The Fisilau siblings have always been encouraged to make their mark in some capacity. The eldest sibling, Lisia, is in the RAF and her sister, Malieta, has a degree in business and law. A teenage brother, David, is in the RFU’s Midlands academy and then there is Makobilly, who has recently been offered a scholarship to a leading local preparatory school.

It is quite the success story given the visa problems that almost forced Keni to depart the UK before Graham Dawe, his erstwhile coach at Plymouth Albion, intervened on his behalf. In return Keni and his wife, Camilla, granted the former Bath and England hooker the honour of choosing their first son’s name. Fast forward 20 years and Greg’s respect for his parents is similarly deep-rooted. “Dad’s a very hard man. He did a really good job of teaching all of us to stay humble and to work as hard as we can. He and mum pushed us all from a young age to try and reach the potential we couldn’t see at the time. I’m glad they did. When you get older and look back you understand why. I’m grateful to have parents like that.”

The next collective goal is for Greg to press on to a full England cap – “It’s always in the back of everyone’s mind to be able to represent their country at the highest level” – or at least to go on tour to Japan and New Zealand this summer. Fisilau Jr has not always been a nutritionist’s dream – “I used to be on the old ‘seafood’ diet: see food and eat it,” he says – but his deceptively strong ball-carrying and work-rate are now his calling cards.

He has certainly rebounded splendidly from the shock – “I’d almost go as far as to say it was pretty traumatic” – of his first professional club Wasps going belly up, followed by a daunting Premiership debut for Exeter against a fully-loaded Saracens team featuring both senior Vunipolas. “I wasn’t supposed to be playing but got thrown in a couple of days before. I remember standing there, waiting for them to kick off, and I was physically shaking.”

There were few apparent nerves, however, when he and Exeter stood firm against Toulon’s pack in an intense Champions Cup pool game in December and there will be none off the bench this windy weekend against his one-time Wasps colleague Alfie Barbeary, now a Bath totem. Baxter compares Fisilau’s ability to make an impact on games with England’s Immanuel Feyi-Waboso and suggests the former’s value is most obvious when he is not in the squad. “When he was missing this season it was so noticeable not having him in the team. That’s the biggest compliment I can give him.”

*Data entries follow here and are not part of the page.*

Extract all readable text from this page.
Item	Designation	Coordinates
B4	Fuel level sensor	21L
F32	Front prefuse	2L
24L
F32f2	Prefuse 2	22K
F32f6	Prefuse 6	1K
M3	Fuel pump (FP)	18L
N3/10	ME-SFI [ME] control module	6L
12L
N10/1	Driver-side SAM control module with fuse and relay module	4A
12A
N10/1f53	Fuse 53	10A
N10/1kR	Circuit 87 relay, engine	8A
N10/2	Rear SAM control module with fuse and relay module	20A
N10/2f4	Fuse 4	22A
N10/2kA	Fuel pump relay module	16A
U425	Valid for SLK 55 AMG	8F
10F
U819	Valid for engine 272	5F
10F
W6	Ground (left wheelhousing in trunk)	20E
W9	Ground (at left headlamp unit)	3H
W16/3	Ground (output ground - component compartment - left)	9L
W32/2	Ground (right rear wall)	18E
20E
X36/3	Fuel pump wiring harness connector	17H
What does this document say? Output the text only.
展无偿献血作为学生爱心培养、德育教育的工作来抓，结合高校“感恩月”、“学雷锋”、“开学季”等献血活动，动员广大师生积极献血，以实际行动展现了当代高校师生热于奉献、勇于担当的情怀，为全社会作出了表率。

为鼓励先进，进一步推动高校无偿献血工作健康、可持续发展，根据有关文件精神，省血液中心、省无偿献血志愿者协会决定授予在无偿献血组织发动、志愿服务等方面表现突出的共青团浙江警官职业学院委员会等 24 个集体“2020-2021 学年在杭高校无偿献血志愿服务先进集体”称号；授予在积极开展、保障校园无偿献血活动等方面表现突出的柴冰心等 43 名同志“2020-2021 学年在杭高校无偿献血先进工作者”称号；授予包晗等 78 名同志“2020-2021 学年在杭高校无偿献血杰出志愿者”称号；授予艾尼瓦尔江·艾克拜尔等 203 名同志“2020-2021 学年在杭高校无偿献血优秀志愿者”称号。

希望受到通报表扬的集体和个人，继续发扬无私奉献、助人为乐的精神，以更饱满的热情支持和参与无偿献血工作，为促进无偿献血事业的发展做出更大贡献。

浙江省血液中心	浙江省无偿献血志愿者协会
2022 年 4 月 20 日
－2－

As it happens Fisilau, currently living in the hotel next to Sandy Park, and Feyi-Waboso are set to be flatmates next season and they play basketball together in their spare time. If the former ever requires top-level back-row advice, though, the family know who to call. “I saw Billy over Easter and he said if we had any questions just to give him a shout,” says Keni. “The Vunipolas and Faletau have known Greg since he was a baby and he’s grown up looking up to them. They opened the door for young Tongans in England.” If, as Greg suspects, Makobilly also joins the family trade – “Dad reckons he’ll be the best out of all of us” – there could soon be another on the horizon.